12 cocktail tomatoes, halved - 4 green asparagus stalks - 4 lettuce hearts, cut into strips length-wise - 12 slices of pancetta or high-quality pork belly - 1 tbsp mayonnaise - 1 tbsp coarse mustard - 1 tbsp white wine vinegar - 4 tbsp extra virgin olive oil - pepper

Preparation

Cut off the bottom 5 cm of the asparagus and throw this away. Bring a pan of water to the boil and cook the asparagus for 2 minutes until al dente. Cool these down in cold water and cut them into thirds.
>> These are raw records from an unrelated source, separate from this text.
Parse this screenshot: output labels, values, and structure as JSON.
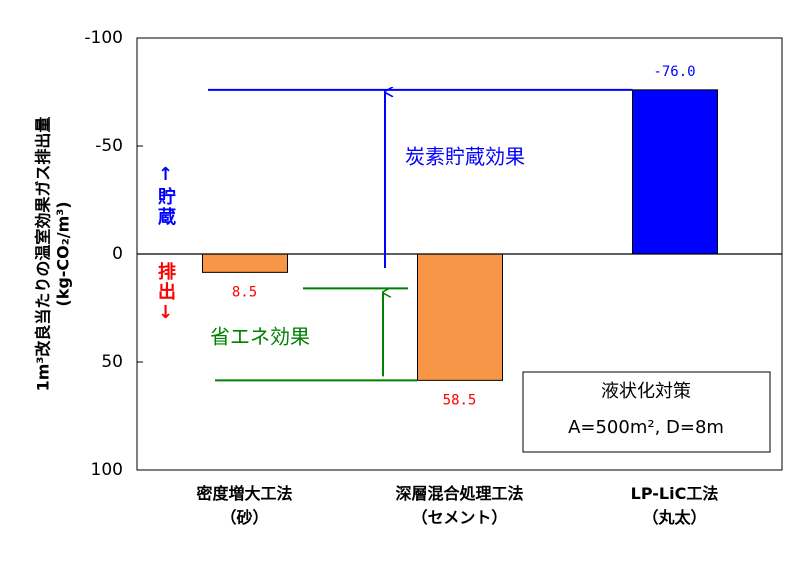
{
  "chart_data": {
    "type": "bar",
    "categories": [
      "密度増大工法\n（砂）",
      "深層混合処理工法\n（セメント）",
      "LP-LiC工法\n（丸太）"
    ],
    "values": [
      8.5,
      58.5,
      -76.0
    ],
    "value_labels": [
      "8.5",
      "58.5",
      "-76.0"
    ],
    "colors": [
      "#f79646",
      "#f79646",
      "#0000ff"
    ],
    "label_colors": [
      "#ff0000",
      "#ff0000",
      "#0000ff"
    ],
    "ylim": [
      -100,
      100
    ],
    "yticks": [
      -100,
      -50,
      0,
      50,
      100
    ],
    "y_inverted": true,
    "ylabel": [
      "1m³改良当たりの温室効果ガス排出量",
      "(kg-CO₂/m³)"
    ],
    "storage_label": "↑貯蔵",
    "emission_label": "排出↓",
    "carbon_effect_label": "炭素貯蔵効果",
    "energy_effect_label": "省エネ効果",
    "box_title": "液状化対策",
    "box_text": "A=500m², D=8m"
  }
}
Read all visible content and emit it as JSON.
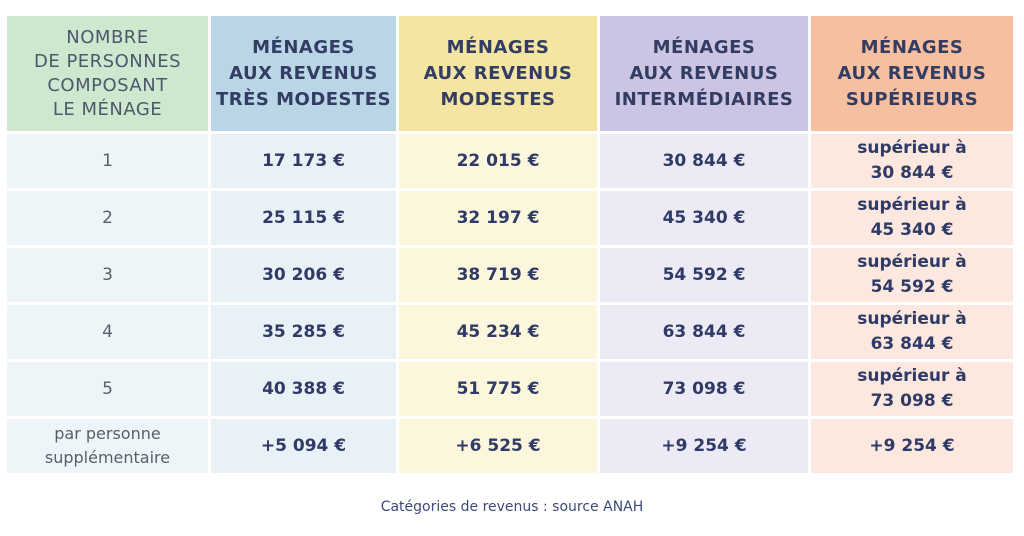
{
  "table": {
    "headers": [
      "NOMBRE\nDE PERSONNES\nCOMPOSANT\nLE MÉNAGE",
      "MÉNAGES\nAUX REVENUS\nTRÈS MODESTES",
      "MÉNAGES\nAUX REVENUS\nMODESTES",
      "MÉNAGES\nAUX REVENUS\nINTERMÉDIAIRES",
      "MÉNAGES\nAUX REVENUS\nSUPÉRIEURS"
    ],
    "rows": [
      [
        "1",
        "17 173 €",
        "22 015 €",
        "30 844 €",
        "supérieur à\n30 844 €"
      ],
      [
        "2",
        "25 115 €",
        "32 197 €",
        "45 340 €",
        "supérieur à\n45 340 €"
      ],
      [
        "3",
        "30 206 €",
        "38 719 €",
        "54 592 €",
        "supérieur à\n54 592 €"
      ],
      [
        "4",
        "35 285 €",
        "45 234 €",
        "63 844 €",
        "supérieur à\n63 844 €"
      ],
      [
        "5",
        "40 388 €",
        "51 775 €",
        "73 098 €",
        "supérieur à\n73 098 €"
      ],
      [
        "par personne\nsupplémentaire",
        "+5 094 €",
        "+6 525 €",
        "+9 254 €",
        "+9 254 €"
      ]
    ]
  },
  "caption": "Catégories de revenus : source ANAH",
  "colors": {
    "header_persons": "#cfe6cf",
    "header_tres_modestes": "#b9d5e6",
    "header_modestes": "#f4e6a2",
    "header_intermediaires": "#cbc5e3",
    "header_superieurs": "#f6bf9f",
    "text": "#2f3b66"
  }
}
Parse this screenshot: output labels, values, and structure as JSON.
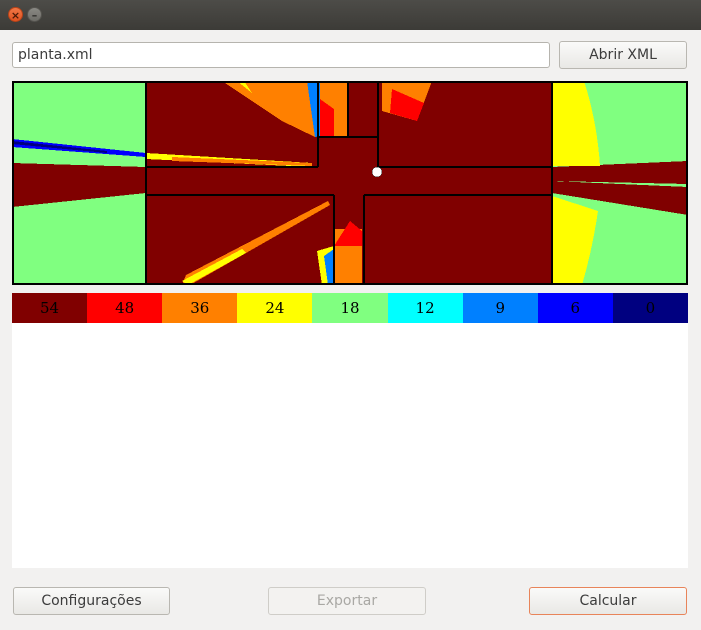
{
  "window": {
    "controls": [
      {
        "icon": "close-icon",
        "glyph": "×"
      },
      {
        "icon": "minimize-icon",
        "glyph": "–"
      }
    ]
  },
  "toolbar": {
    "file_value": "planta.xml",
    "open_label": "Abrir XML"
  },
  "legend": [
    {
      "label": "54",
      "color": "#800000"
    },
    {
      "label": "48",
      "color": "#ff0000"
    },
    {
      "label": "36",
      "color": "#ff8000"
    },
    {
      "label": "24",
      "color": "#ffff00"
    },
    {
      "label": "18",
      "color": "#80ff80"
    },
    {
      "label": "12",
      "color": "#00ffff"
    },
    {
      "label": "9",
      "color": "#0080ff"
    },
    {
      "label": "6",
      "color": "#0000ff"
    },
    {
      "label": "0",
      "color": "#000080"
    }
  ],
  "footer": {
    "settings_label": "Configurações",
    "export_label": "Exportar",
    "calculate_label": "Calcular"
  }
}
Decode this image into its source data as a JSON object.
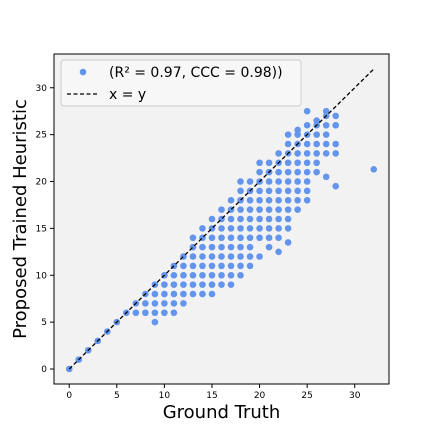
{
  "chart_data": {
    "type": "scatter",
    "title": "",
    "xlabel": "Ground Truth",
    "ylabel": "Proposed Trained Heuristic",
    "xlim": [
      -1.6,
      33.6
    ],
    "ylim": [
      -1.6,
      33.6
    ],
    "xticks": [
      0,
      5,
      10,
      15,
      20,
      25,
      30
    ],
    "yticks": [
      0,
      5,
      10,
      15,
      20,
      25,
      30
    ],
    "grid": false,
    "background": "#f2f2f2",
    "legend": {
      "placement": "top-left",
      "entries": [
        {
          "kind": "marker",
          "label": "(R² = 0.97, CCC = 0.98))"
        },
        {
          "kind": "dashed-line",
          "label": "x = y"
        }
      ]
    },
    "reference_line": {
      "name": "x = y",
      "from": [
        0,
        0
      ],
      "to": [
        32,
        32
      ],
      "color": "#000000"
    },
    "series": [
      {
        "name": "(R² = 0.97, CCC = 0.98))",
        "color": "#6495ed",
        "points": [
          [
            0,
            0
          ],
          [
            1,
            1
          ],
          [
            2,
            2
          ],
          [
            3,
            3
          ],
          [
            4,
            4
          ],
          [
            5,
            5
          ],
          [
            6,
            6
          ],
          [
            7,
            7
          ],
          [
            7,
            6
          ],
          [
            8,
            8
          ],
          [
            8,
            7
          ],
          [
            8,
            6
          ],
          [
            9,
            9
          ],
          [
            9,
            8
          ],
          [
            9,
            7
          ],
          [
            9,
            6
          ],
          [
            9,
            5
          ],
          [
            10,
            10
          ],
          [
            10,
            9
          ],
          [
            10,
            8
          ],
          [
            10,
            7
          ],
          [
            10,
            6
          ],
          [
            11,
            11
          ],
          [
            11,
            10
          ],
          [
            11,
            9
          ],
          [
            11,
            8
          ],
          [
            11,
            7
          ],
          [
            11,
            6
          ],
          [
            12,
            12
          ],
          [
            12,
            11
          ],
          [
            12,
            10
          ],
          [
            12,
            9
          ],
          [
            12,
            8
          ],
          [
            12,
            7
          ],
          [
            13,
            14
          ],
          [
            13,
            13
          ],
          [
            13,
            12
          ],
          [
            13,
            11
          ],
          [
            13,
            10
          ],
          [
            13,
            9
          ],
          [
            13,
            8
          ],
          [
            14,
            15
          ],
          [
            14,
            14
          ],
          [
            14,
            13
          ],
          [
            14,
            12
          ],
          [
            14,
            11
          ],
          [
            14,
            10
          ],
          [
            14,
            9
          ],
          [
            14,
            8
          ],
          [
            15,
            16
          ],
          [
            15,
            15
          ],
          [
            15,
            14
          ],
          [
            15,
            13
          ],
          [
            15,
            12
          ],
          [
            15,
            11
          ],
          [
            15,
            10
          ],
          [
            15,
            9
          ],
          [
            15,
            8
          ],
          [
            16,
            17
          ],
          [
            16,
            16
          ],
          [
            16,
            15
          ],
          [
            16,
            14
          ],
          [
            16,
            13
          ],
          [
            16,
            12
          ],
          [
            16,
            11
          ],
          [
            16,
            10
          ],
          [
            16,
            9
          ],
          [
            17,
            18
          ],
          [
            17,
            17
          ],
          [
            17,
            16
          ],
          [
            17,
            15
          ],
          [
            17,
            14
          ],
          [
            17,
            13
          ],
          [
            17,
            12
          ],
          [
            17,
            11
          ],
          [
            17,
            10
          ],
          [
            17,
            9
          ],
          [
            18,
            20
          ],
          [
            18,
            19
          ],
          [
            18,
            18
          ],
          [
            18,
            17
          ],
          [
            18,
            16
          ],
          [
            18,
            15
          ],
          [
            18,
            14
          ],
          [
            18,
            13
          ],
          [
            18,
            12
          ],
          [
            18,
            11
          ],
          [
            18,
            10
          ],
          [
            19,
            20
          ],
          [
            19,
            19
          ],
          [
            19,
            18
          ],
          [
            19,
            17
          ],
          [
            19,
            16
          ],
          [
            19,
            15
          ],
          [
            19,
            14
          ],
          [
            19,
            13
          ],
          [
            19,
            12
          ],
          [
            19,
            11
          ],
          [
            20,
            22
          ],
          [
            20,
            21
          ],
          [
            20,
            20
          ],
          [
            20,
            19
          ],
          [
            20,
            18
          ],
          [
            20,
            17
          ],
          [
            20,
            16
          ],
          [
            20,
            15
          ],
          [
            20,
            14
          ],
          [
            20,
            12
          ],
          [
            21,
            22
          ],
          [
            21,
            21
          ],
          [
            21,
            20
          ],
          [
            21,
            19
          ],
          [
            21,
            18
          ],
          [
            21,
            17
          ],
          [
            21,
            16
          ],
          [
            21,
            15
          ],
          [
            21,
            14
          ],
          [
            21,
            13
          ],
          [
            22,
            23
          ],
          [
            22,
            22
          ],
          [
            22,
            21
          ],
          [
            22,
            20
          ],
          [
            22,
            19
          ],
          [
            22,
            18
          ],
          [
            22,
            17
          ],
          [
            22,
            16
          ],
          [
            22,
            15
          ],
          [
            22,
            14
          ],
          [
            22,
            12.5
          ],
          [
            23,
            25
          ],
          [
            23,
            24
          ],
          [
            23,
            23
          ],
          [
            23,
            22
          ],
          [
            23,
            21
          ],
          [
            23,
            20
          ],
          [
            23,
            19
          ],
          [
            23,
            18
          ],
          [
            23,
            17
          ],
          [
            23,
            16
          ],
          [
            23,
            15
          ],
          [
            23,
            13.5
          ],
          [
            24,
            25.5
          ],
          [
            24,
            25
          ],
          [
            24,
            24
          ],
          [
            24,
            23
          ],
          [
            24,
            22
          ],
          [
            24,
            21
          ],
          [
            24,
            20
          ],
          [
            24,
            19
          ],
          [
            24,
            18
          ],
          [
            24,
            17
          ],
          [
            25,
            27.5
          ],
          [
            25,
            26
          ],
          [
            25,
            25
          ],
          [
            25,
            24
          ],
          [
            25,
            23
          ],
          [
            25,
            22
          ],
          [
            25,
            21
          ],
          [
            25,
            20
          ],
          [
            25,
            19
          ],
          [
            25,
            18
          ],
          [
            26,
            26.5
          ],
          [
            26,
            26
          ],
          [
            26,
            25
          ],
          [
            26,
            24
          ],
          [
            26,
            23
          ],
          [
            26,
            22
          ],
          [
            26,
            21
          ],
          [
            27,
            27.5
          ],
          [
            27,
            27
          ],
          [
            27,
            26
          ],
          [
            27,
            25
          ],
          [
            27,
            24
          ],
          [
            27,
            23
          ],
          [
            27,
            20.5
          ],
          [
            28,
            27
          ],
          [
            28,
            26
          ],
          [
            28,
            24
          ],
          [
            28,
            23
          ],
          [
            28,
            19.5
          ],
          [
            32,
            21.3
          ]
        ]
      }
    ]
  }
}
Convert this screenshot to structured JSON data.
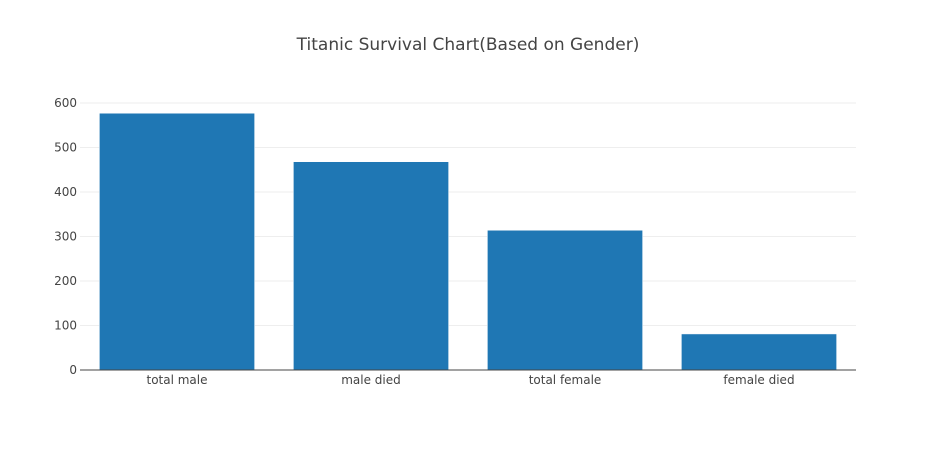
{
  "chart_data": {
    "type": "bar",
    "title": "Titanic Survival Chart(Based on Gender)",
    "categories": [
      "total male",
      "male died",
      "total female",
      "female died"
    ],
    "values": [
      577,
      468,
      314,
      81
    ],
    "xlabel": "",
    "ylabel": "",
    "ylim": [
      0,
      600
    ],
    "yticks": [
      0,
      100,
      200,
      300,
      400,
      500,
      600
    ],
    "grid": true,
    "legend": "none",
    "bar_color": "#1f77b4"
  }
}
Evenly fry the pancetta slices in a large frying pan over low heat. Mix the mayonnaise, mustard, vinegar, and olive oil in a bowl. Add the strips of lettuce heart, the tomato halves, and 4 slices of coarsely chopped pancetta. Plate up the salad and garnish with the rest of the pancetta. Freshly grind a little black pepper over it.

Tip: Lay small tomatoes down on their sides when you slice them. The tomato halves will be much prettier for this!